Hey everyone!
I’m currently implementing sign in with apple on my app. I’m already at the point where I got the JWT that I need to decode to validate the user and the key hash from apple (includes the kid, the alg etc…
How can I use the information from the key hash to decode the JWT correctly?

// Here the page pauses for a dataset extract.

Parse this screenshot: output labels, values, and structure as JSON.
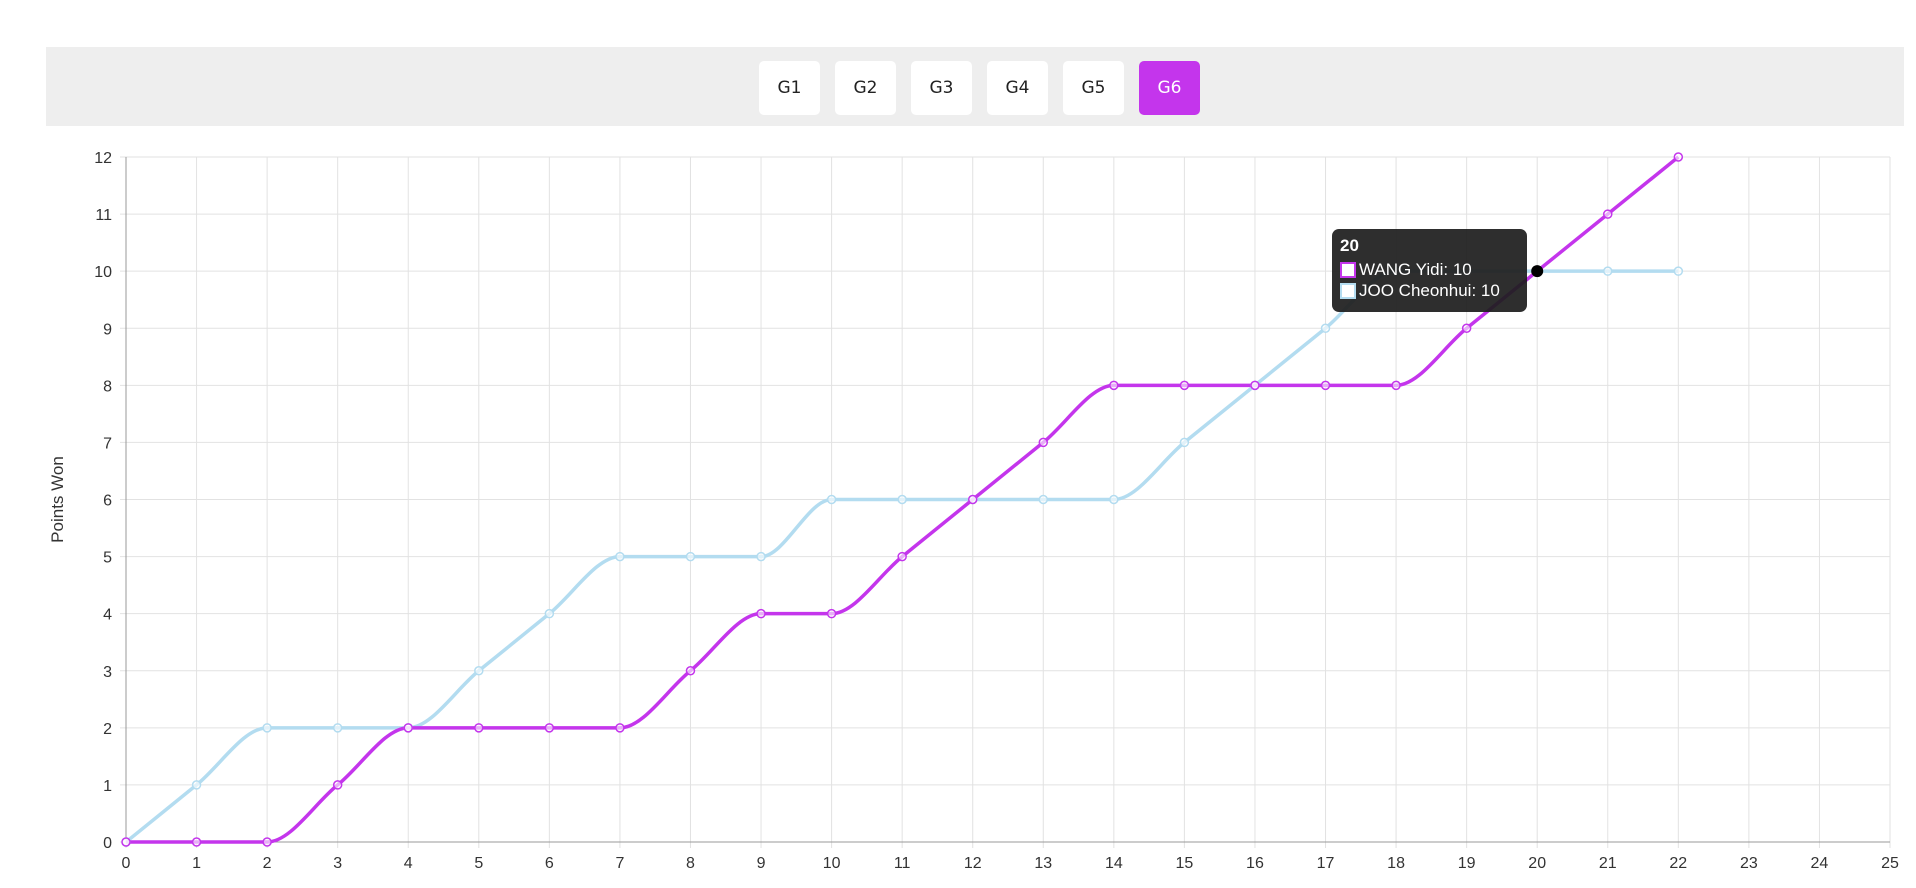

In Ruby it seems pretty straight forward with
But I’m having a hard time finding the equivalent in Elixir. I took a look at JOSE.JWK but I’m not sure which method I should use to generate the JWK and fetch the public key afterward
Thanks!
With Assent it is very easy too (in my mix file: {:assent, "~> 0.1.13"}). You just have to pass the apple authorization code (ASAuthorizationAppleIDCredential -> authorizationCode) and the apple_id is then verified. No need to manually pass the public key and algorithm. You don’t even need to pass the identityToken:
def check_apple_sign_in(_apple_jwt, apple_auth) do
[
client_id: "com.your_domain.your_app",
team_id: "YOUR_ID",
private_key_id: "KEY_ID",
private_key_path: "/Users/you/development/Keys/AuthKey_2YZ4LV4PYI.p8",
redirect_uri: nil
]
|> Assent.Config.put(:session_params, %{})
|> Assent.Strategy.Apple.callback(%{"code" => apple_auth})
|> case do
{:ok, %{user: user, token: token}} ->
%{"sub" => user_id} = user
Logger.info "apple sign in verification successful. user: #{Kernel.inspect(user)}; token: #{Kernel.inspect(token)}"
{:ok, user_id} #the user_id you are interested in
error ->
Logger.info "apple sign in verification not successful: #{Kernel.inspect(error)}"
{:error, :authentication}
end
end
Just in case: please note that jose does not validate any claims of a jwt. It only verifies the signature - so you have to check all other things by yourself - especially exp and aud. Just don’t forget that!
Joken provides sane default behavior - which is useful. I did jwt handling both jose only and jose/joken and both are pretty straightforward.
Probably harder part is to parse a key in PEM format haha.